Le samedi 15 février 2003, 150 000 personnes défilaient dans les rues de Montréal pour protester contre la guerre que G.W. Bush préparait en Irak, appuyé par Tony Blair, premier ministre britannique.

C’était la plus grosse manifestation de l’histoire du Québec organisée jusque-là. Et il s’agissait de la plus importante manifestation contre la guerre en Irak en Amérique de Nord. C’était, par exemple, quinze fois plus qu’à Toronto. J’étais du nombre.

C’était la première fois de ma vie que je participais à une marche de protestation. Il faisait -26°C.

Pour les plus superstitieux d’entre nous, ce soleil resplendissant était la Caution Divine à la justesse de notre cause.

Partout en Occident, des millions de personnes faisaient comme nous.

Dans mon esprit, il était évident que cette guerre prédatrice n’avait qu’un seul but; libérer le pétrole irakien de l’embargo international auquel il était soumis, lui permettre d’inonder les marchés mondiaux et faire ainsi chuter les prix de cette ressource, au bénéfice des économies énergivores comme celle des États-Unis.

Pour des millions de protestataires, aucune des justifications invoquées par le couple Bush-Blair n’était fondé.

Cela n’a pas empêché les soldats de l’alliance anglo-américaine d’aller peu après répandre le chaos et l’anarchie au Moyen-Orient.
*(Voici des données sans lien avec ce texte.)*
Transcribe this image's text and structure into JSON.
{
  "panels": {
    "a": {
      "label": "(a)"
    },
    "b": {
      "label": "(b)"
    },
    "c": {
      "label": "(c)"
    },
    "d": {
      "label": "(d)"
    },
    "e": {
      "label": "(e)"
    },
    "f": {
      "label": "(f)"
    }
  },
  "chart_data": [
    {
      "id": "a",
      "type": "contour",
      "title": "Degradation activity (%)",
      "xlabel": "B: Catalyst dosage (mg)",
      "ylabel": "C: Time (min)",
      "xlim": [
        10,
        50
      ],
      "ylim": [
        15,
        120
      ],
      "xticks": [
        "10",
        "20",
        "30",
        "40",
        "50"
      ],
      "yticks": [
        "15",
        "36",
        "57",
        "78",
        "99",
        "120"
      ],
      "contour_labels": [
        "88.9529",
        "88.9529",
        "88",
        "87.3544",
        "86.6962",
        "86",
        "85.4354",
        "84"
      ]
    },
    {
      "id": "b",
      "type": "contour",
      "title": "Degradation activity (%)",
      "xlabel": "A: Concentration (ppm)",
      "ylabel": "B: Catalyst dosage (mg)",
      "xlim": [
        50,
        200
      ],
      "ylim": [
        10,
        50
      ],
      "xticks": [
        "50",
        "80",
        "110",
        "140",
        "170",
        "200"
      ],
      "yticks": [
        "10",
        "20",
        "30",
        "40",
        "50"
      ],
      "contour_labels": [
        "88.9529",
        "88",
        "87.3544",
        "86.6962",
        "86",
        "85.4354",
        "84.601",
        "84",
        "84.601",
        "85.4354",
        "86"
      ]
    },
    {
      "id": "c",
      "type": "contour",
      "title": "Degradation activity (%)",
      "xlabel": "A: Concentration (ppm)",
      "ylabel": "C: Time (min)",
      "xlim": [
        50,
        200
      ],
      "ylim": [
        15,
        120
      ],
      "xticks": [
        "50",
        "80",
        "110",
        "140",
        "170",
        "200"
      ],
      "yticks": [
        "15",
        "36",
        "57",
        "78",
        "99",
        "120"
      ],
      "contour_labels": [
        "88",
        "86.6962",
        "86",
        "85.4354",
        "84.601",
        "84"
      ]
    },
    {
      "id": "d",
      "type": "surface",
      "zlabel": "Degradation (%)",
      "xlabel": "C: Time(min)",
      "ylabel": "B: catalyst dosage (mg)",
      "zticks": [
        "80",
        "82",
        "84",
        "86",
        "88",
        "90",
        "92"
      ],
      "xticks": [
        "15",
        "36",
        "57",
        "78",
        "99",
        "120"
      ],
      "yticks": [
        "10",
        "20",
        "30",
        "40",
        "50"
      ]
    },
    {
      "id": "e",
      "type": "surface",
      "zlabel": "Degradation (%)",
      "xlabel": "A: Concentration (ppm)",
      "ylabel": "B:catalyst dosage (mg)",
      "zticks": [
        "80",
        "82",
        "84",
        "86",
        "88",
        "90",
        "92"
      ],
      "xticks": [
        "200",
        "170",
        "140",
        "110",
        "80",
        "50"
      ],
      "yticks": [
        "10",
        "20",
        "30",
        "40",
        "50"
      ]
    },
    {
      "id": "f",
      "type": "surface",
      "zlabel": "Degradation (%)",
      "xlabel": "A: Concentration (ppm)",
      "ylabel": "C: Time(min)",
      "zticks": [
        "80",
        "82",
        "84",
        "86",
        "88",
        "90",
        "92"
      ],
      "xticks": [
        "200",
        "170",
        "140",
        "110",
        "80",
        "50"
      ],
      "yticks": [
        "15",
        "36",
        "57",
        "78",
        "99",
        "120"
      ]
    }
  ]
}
Un chaos qui s’est étendu depuis et qui a provoqué la mort d’environ un demi-million de personnes — 150 000 en Irak et 250 000 en Syrie — en plus de déclencher la pire crise humanitaire depuis la Deuxième Guerre mondiale. Une crise qui se bute aujourd’hui aux portes de l’Europe.

Quel gâchis.

Jusqu’à cette marche glaciale dans les rues de Montréal, toutes mes vacances annuelles avaient été prises aux États-Unis.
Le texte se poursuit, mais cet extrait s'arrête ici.